Peki bunun ana sebepleri acaba nelerdir? Örnekler üzerinden gidecek olursak, Hastahane de Doktoru döven yada hakaret eden sanıklar, suçunu kabul ediyorsa; hemen ardından da Mağdur olan görevliyi suçlama yolunu tercih etmektedir. Kendisine kaba davranıldığını ve ilgilenilmediği için olayın meydana geldiğini iddia etmekte yada Trafikte kontrol yapan polis memuruna hakaret eden, görevini yapmasını engelleyen bir şahıs; alkollü olduğu, derdini anlatamadığı veya dinlemedikleri için böyle bir şeyin olduğunu söylemekte İşin sonunda da pişman olduğunu dile getirmektedir.

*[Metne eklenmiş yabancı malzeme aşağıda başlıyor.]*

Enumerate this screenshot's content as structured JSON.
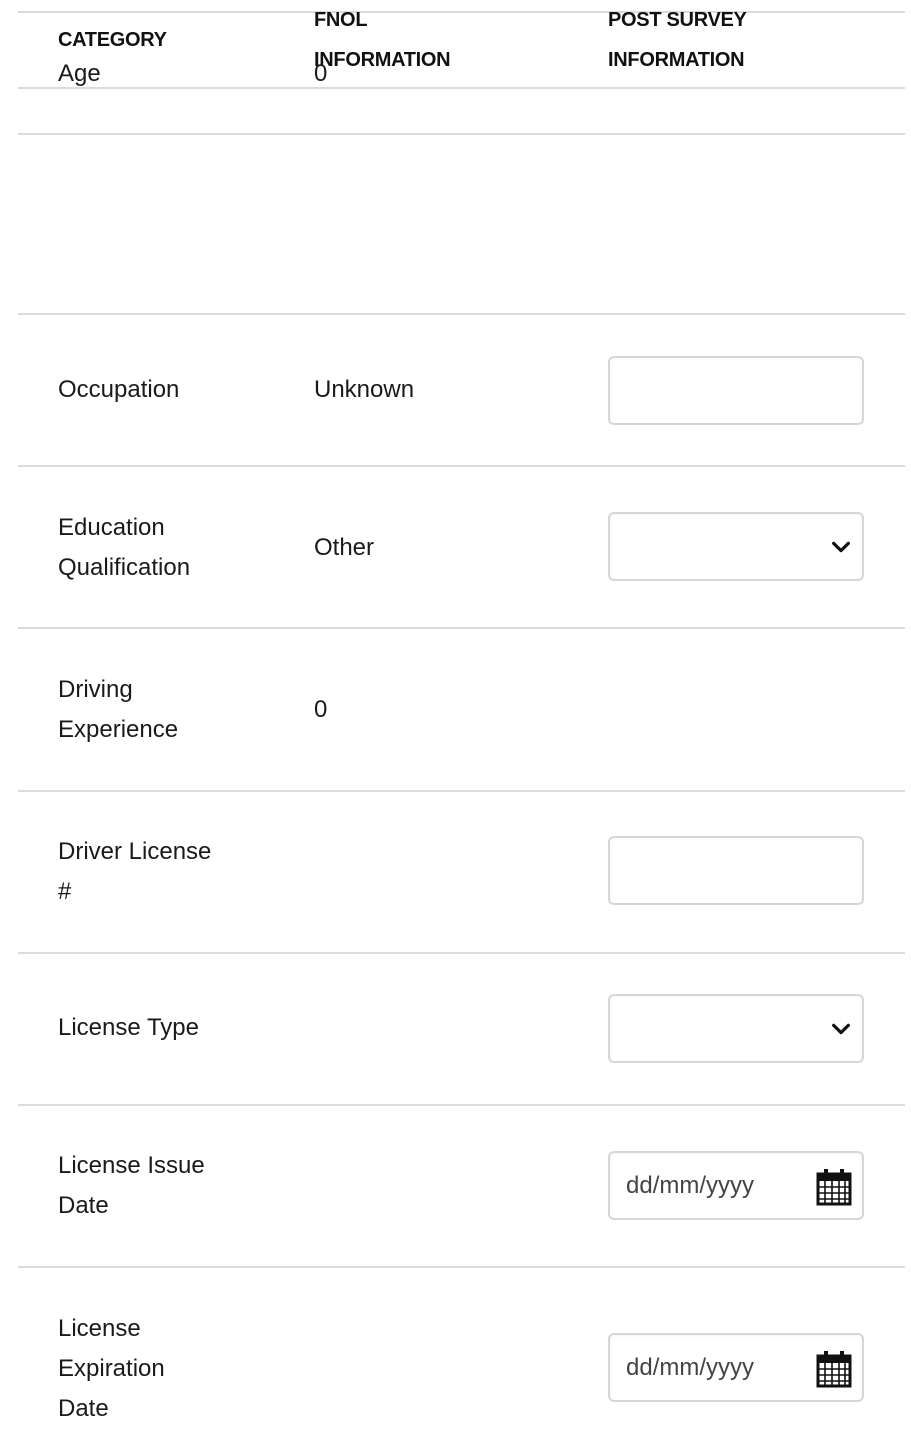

İletişim eksikliği yada bozukluğu nedeniyle işlenen suçlarda insanların eğitim düzeyinden ziyade kişilik ve psikolojik durumu ön plana çıkmakta, bir anlık sinir ve aceleci tavır ile başlayan, ardından algılama yeteneğinin iflas ettiği kaba kuvvetin öne çıktığı sonu da tatsız biten durumlar için ne yapabiliriz? Öncelikle evimizde çocuklarımıza dinleme, anlama ve doğru ifade etme kurallarını uygulamalı olarak bizzat öğretmeliyiz. Zira algılama ve dinleme kabiliyeti gelişmeyen bireyler, karşılaştıkları sorunları kaba kuvvet ile çözmeye çalışırlar ve bunda da hiçbir zaman başarılı olamazlar. O nedenle Hastahanede ki Doktor ve ona gelen hasta da, Trafik kontrolü yapan polis ve ona yakalanan araç sürücüsü de öncelikle doğru tavır ve kelimeler ile meramını anlatabilmeyi başarmalıdır.
Şimdi şu soruyu sormak gerekirse, kendimizin dahil olduğu yada şahit olduğumuz bir maddi hasarlı kazada bile önce ne yapmaktayız? Araçtan bir hışımla inip bağırıp çağırmakta yada kaba kuvvet kullanmaya kalkmaktayız. Bu meydana gelen kazada bizi haklı çıkarır mı? Tabiki hayır. Yapılması geren nedir? Karşılıklı geçmiş olsun demek ve ardından olay yerine çağırılacak görevlinin kaza kusur tutanağını düzenlemesini beklemektir. Yada gittiğimiz Hastahane de ilgilenilmediği için sağa sola saldırmak yerine sabır ile bekleyip muhatabı ile iletişime geçmeye çalışmak bunu başaramadığımız takdir durumu İdari birime götürmek daha doğru değilmidir?
Evet Türk toplumu olarak genelimiz, sabırsız aceleci, asabi bir yapıya sahibiz. Ancak bunlar fıtratımızda var ne yapalım demek maalesef yaşanılan sorunları kabullenmek manasına gelir. Sağlıklı bir iletişim, sağlıklı bir ruh yapısına sahipsek mümkün olabilir. Bu nedenle öncelikle yaşadığımız toplumun sorunlarını iyi anlamalıyız, kendimizi karşılaşacağımız meselelerde hazırlıklı ve hoşgörülü, sabırlı ve sakin bir noktaya getirmeyi becerebilmeliyiz ;bunu bir nebze de olsa başarabilirsek en azından işlenen ve toplumda yaygın olan bu suçlarında azalmasına vesile olabiliriz.
Hepimize sağlıklı, kazasız ve belasız, doğru iletişim kurabildiğimiz günler dilerim.